The JabJai for school mobile application has won the Young Technopreneur contest sponsored by Samart Group and the National Science and Technology Development Agency (NSTDA).
Charoenrath Vilailuck, chief executive of Samart Corporation, said recently that the contest aimed to strengthen Thailand’s technology industries, enhance business knowledge and increase funding.
The contest focused on the economic development policies of the government, which aim to drive the economy through innovation, technology and creativity.
The firm and its partners also provided consultation and training for start-ups until they are confident enough in their products and services to enter the market.
The JabJai For School team snatched the Samart Innovation Award.
Narin Khurana, CEO of JabJai Corporation, said JabJai For School was a platform for schools to open savings accounts for students and link them to their fingerprints so that they can buy lunch, shop for stationery and other stuff or check attendance.
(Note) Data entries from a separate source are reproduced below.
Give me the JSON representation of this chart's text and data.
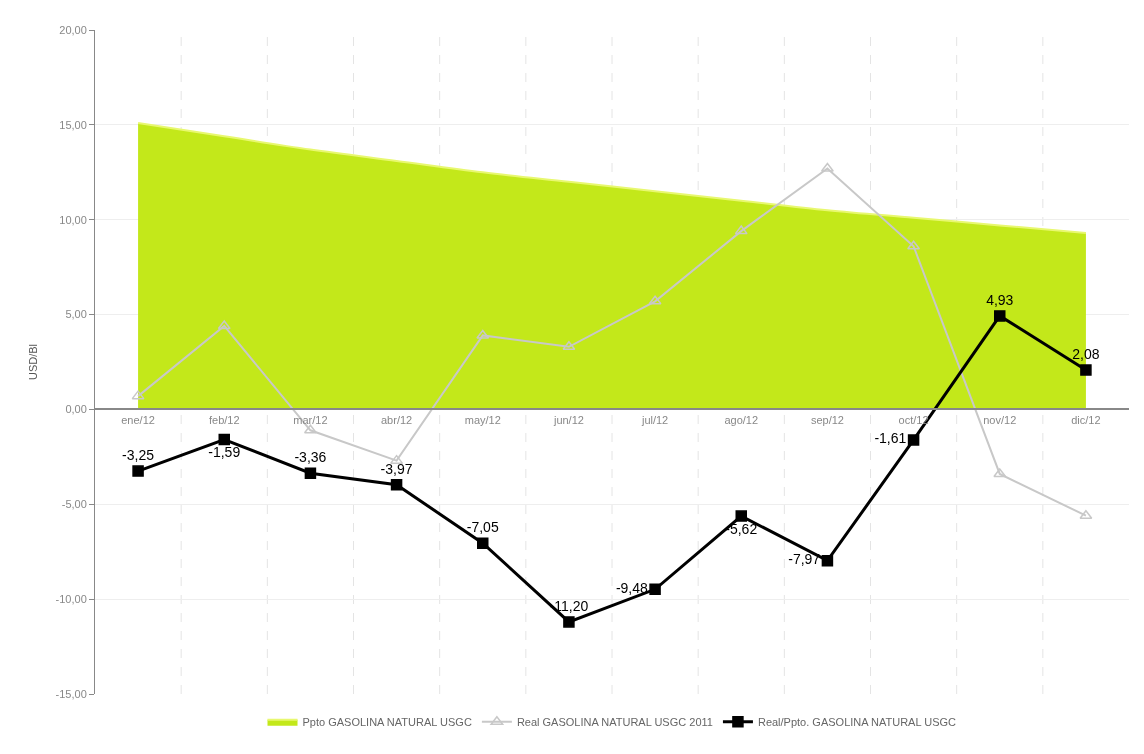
{
  "chart_data": {
    "type": "line",
    "ylabel": "USD/Bl",
    "categories": [
      "ene/12",
      "feb/12",
      "mar/12",
      "abr/12",
      "may/12",
      "jun/12",
      "jul/12",
      "ago/12",
      "sep/12",
      "oct/12",
      "nov/12",
      "dic/12"
    ],
    "series": [
      {
        "name": "Ppto GASOLINA NATURAL USGC",
        "type": "area",
        "color": "#c3e81a",
        "values": [
          15.1,
          14.4,
          13.7,
          13.1,
          12.5,
          12.0,
          11.5,
          11.0,
          10.5,
          10.1,
          9.7,
          9.3
        ]
      },
      {
        "name": "Real GASOLINA NATURAL USGC 2011",
        "color": "#c8c8c8",
        "marker": "triangle",
        "values": [
          0.7,
          4.4,
          -1.1,
          -2.7,
          3.9,
          3.3,
          5.7,
          9.4,
          12.7,
          8.6,
          -3.4,
          -5.6
        ]
      },
      {
        "name": "Real/Ppto. GASOLINA NATURAL USGC",
        "color": "#000000",
        "marker": "square",
        "values": [
          -3.25,
          -1.59,
          -3.36,
          -3.97,
          -7.05,
          -11.2,
          -9.48,
          -5.62,
          -7.97,
          -1.61,
          4.93,
          2.08
        ],
        "value_labels": [
          "-3,25",
          "-1,59",
          "-3,36",
          "-3,97",
          "-7,05",
          "-11,20",
          "-9,48",
          "-5,62",
          "-7,97",
          "-1,61",
          "4,93",
          "2,08"
        ]
      }
    ],
    "ylim": [
      -15,
      20
    ],
    "yticks": [
      {
        "value": -15,
        "label": "-15,00"
      },
      {
        "value": -10,
        "label": "-10,00"
      },
      {
        "value": -5,
        "label": "-5,00"
      },
      {
        "value": 0,
        "label": "0,00"
      },
      {
        "value": 5,
        "label": "5,00"
      },
      {
        "value": 10,
        "label": "10,00"
      },
      {
        "value": 15,
        "label": "15,00"
      },
      {
        "value": 20,
        "label": "20,00"
      }
    ],
    "grid": true,
    "legend": "bottom"
  }
}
It is easy, fast and safe.
JabJai For School is also the first app in Thailand that allows parents and students to monitor each student’s money-management and eating habits.
It will send a notification directly to parents’ mobile phone every single day of the time students arrive or leave school.
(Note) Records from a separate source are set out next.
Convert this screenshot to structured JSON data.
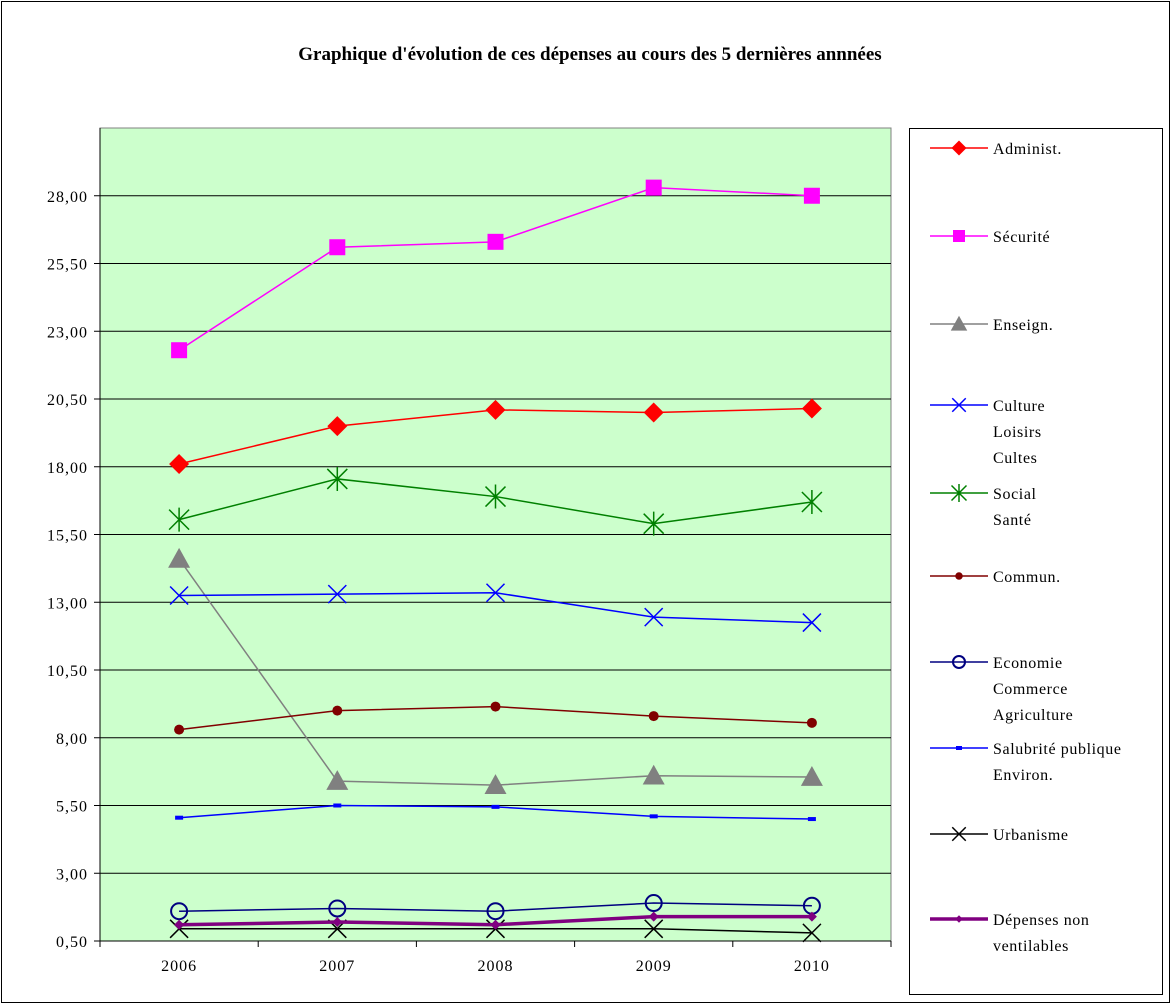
{
  "chart_data": {
    "type": "line",
    "title": "Graphique d'évolution de ces dépenses au cours des 5 dernières annnées",
    "xlabel": "",
    "ylabel": "",
    "x": [
      "2006",
      "2007",
      "2008",
      "2009",
      "2010"
    ],
    "ylim": [
      0.5,
      30.5
    ],
    "yticks": [
      "0,50",
      "3,00",
      "5,50",
      "8,00",
      "10,50",
      "13,00",
      "15,50",
      "18,00",
      "20,50",
      "23,00",
      "25,50",
      "28,00"
    ],
    "grid": true,
    "plot_background": "#ccffcc",
    "legend_position": "right",
    "series": [
      {
        "name": "Administ.",
        "label_lines": [
          "Administ."
        ],
        "color": "#ff0000",
        "marker": "diamond",
        "values": [
          18.1,
          19.5,
          20.1,
          20.0,
          20.15
        ]
      },
      {
        "name": "Sécurité",
        "label_lines": [
          "Sécurité"
        ],
        "color": "#ff00ff",
        "marker": "square",
        "values": [
          22.3,
          26.1,
          26.3,
          28.3,
          28.0
        ]
      },
      {
        "name": "Enseign.",
        "label_lines": [
          "Enseign."
        ],
        "color": "#808080",
        "marker": "triangle",
        "values": [
          14.6,
          6.4,
          6.25,
          6.6,
          6.55
        ]
      },
      {
        "name": "Culture Loisirs Cultes",
        "label_lines": [
          "Culture",
          "Loisirs",
          "Cultes"
        ],
        "color": "#0000ff",
        "marker": "x",
        "values": [
          13.25,
          13.3,
          13.35,
          12.45,
          12.25
        ]
      },
      {
        "name": "Social Santé",
        "label_lines": [
          "Social",
          "Santé"
        ],
        "color": "#008000",
        "marker": "star",
        "values": [
          16.05,
          17.55,
          16.9,
          15.9,
          16.7
        ]
      },
      {
        "name": "Commun.",
        "label_lines": [
          "Commun."
        ],
        "color": "#800000",
        "marker": "dot",
        "values": [
          8.3,
          9.0,
          9.15,
          8.8,
          8.55
        ]
      },
      {
        "name": "Economie Commerce Agriculture",
        "label_lines": [
          "Economie",
          "Commerce",
          "Agriculture"
        ],
        "color": "#000080",
        "marker": "circle",
        "values": [
          1.6,
          1.7,
          1.6,
          1.9,
          1.8
        ]
      },
      {
        "name": "Salubrité publique Environ.",
        "label_lines": [
          "Salubrité publique",
          "Environ."
        ],
        "color": "#0000ff",
        "marker": "dash",
        "values": [
          5.05,
          5.5,
          5.45,
          5.1,
          5.0
        ]
      },
      {
        "name": "Urbanisme",
        "label_lines": [
          "Urbanisme"
        ],
        "color": "#000000",
        "marker": "x",
        "values": [
          0.95,
          0.95,
          0.95,
          0.95,
          0.8
        ]
      },
      {
        "name": "Dépenses non ventilables",
        "label_lines": [
          "Dépenses non",
          "ventilables"
        ],
        "color": "#800080",
        "marker": "small-diamond",
        "values": [
          1.1,
          1.2,
          1.1,
          1.4,
          1.4
        ]
      }
    ]
  }
}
This tool is also useful for school administrations and can report back in real time.
Schools can secure supplies and check and limit the access rights of staff.
“The Young Technopreneur contest is more than just a competition.
“They gave us guidance and all the support that we really need and I believe that with their help we can really reach our goal.
“The application will also change Thailand into a cashless society in the near future,” Narin said.
The firm provides its app to over five schools, such as Songkhla Vocational College, with around 6,000 users.
The firm in the near future will make its app available to the mass market.
Narong Sirilertworakul, president of the NSTDA, said the agency and its business partners had staged Young Technopreneur for five years.
More than 660 young people have been trained in basic business skills and about 30 businesses have been established.
“This result is admirable and it is the beginning of the good and creative innovation of Thailand’s young people,” he said.
The agency will also provide a start-up voucher to support new technopreneurs as part of its mission to drive innovation and new technology business in the country. “We have revised training programmes to conform with current technology trends and contest topics next year by using past projects.
“Five contest topic groups are about technology and businesses related to the Thailand 4.0 policies such as food, agriculture, biotech, health, wellness and bio-med, smart devices, robotics and mechatronics, smart logistics and smart energy,” he said.
Chalermpol Tuchinda, director of Software Park Thailand under the umbrella of the NSTDA, said the contest would provide consultants to the competing teams so that they understand business models and business plans.
Other awards include first runner-up, which went to HOPS: Seamless Shopping Experience, an app for promoting marketing information.
The second runner-up was O Orchid, a care and management system for orchid farms.